L'hypothèse de Pinker est confirmée par l'histoire de la fillette Genie, datant de la seconde moitié du XXe siècle. Contrairement à Victor, elle vivait dans une maison ordinaire avec ses parents et son frère aîné. Sauf que dès son plus jeune âge, son père l'isolait dans une chambre à part. La journée, elle restait attachée à une chaise, et la nuit, enveloppée dans une camisole artisanale, elle était placée dans une cage en fer.

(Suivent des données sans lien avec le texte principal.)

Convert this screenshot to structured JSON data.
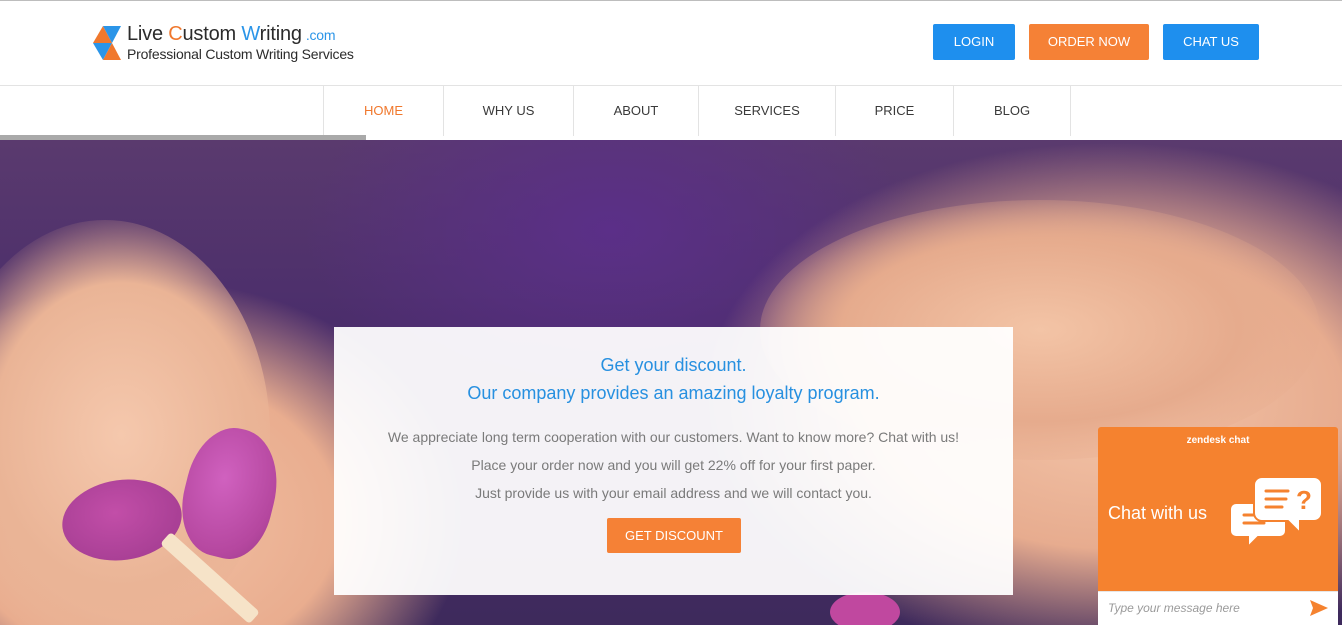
{
  "brand": {
    "title_part1": "Live ",
    "title_c": "C",
    "title_part2": "ustom ",
    "title_w": "W",
    "title_part3": "riting",
    "domain": ".com",
    "tagline": "Professional Custom Writing Services",
    "colors": {
      "orange": "#f0782d",
      "blue": "#2b95e8"
    }
  },
  "header_buttons": {
    "login": "LOGIN",
    "order": "ORDER NOW",
    "chat": "CHAT US"
  },
  "nav": {
    "items": [
      {
        "label": "HOME",
        "active": true
      },
      {
        "label": "WHY US",
        "active": false
      },
      {
        "label": "ABOUT",
        "active": false
      },
      {
        "label": "SERVICES",
        "active": false
      },
      {
        "label": "PRICE",
        "active": false
      },
      {
        "label": "BLOG",
        "active": false
      }
    ]
  },
  "hero": {
    "heading1": "Get your discount.",
    "heading2": "Our company provides an amazing loyalty program.",
    "line1": "We appreciate long term cooperation with our customers. Want to know more? Chat with us!",
    "line2": "Place your order now and you will get 22% off for your first paper.",
    "line3": "Just provide us with your email address and we will contact you.",
    "button": "GET DISCOUNT"
  },
  "chat_widget": {
    "brand": "zendesk chat",
    "title": "Chat with us",
    "input_placeholder": "Type your message here",
    "icon": "chat-bubbles-icon",
    "send_icon": "send-icon",
    "color": "#f5822f"
  }
}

Il était interdit à Genie de communiquer avec sa mère et son frère. Son père ne lui parlait pas non plus, il ne faisait qu'aboyer et rugir. Quand la mère a réussi à fuir la maison avec ses enfants, la fillette avait déjà 12 ans. Elle connaissait seulement trois phrases: no more (ça suffit), stop it (arrête) et sorry (pardon). Elle ne savait pas marcher normalement, ne comprenait pas ce qu'on lui disait et avait peur de la lumière vive.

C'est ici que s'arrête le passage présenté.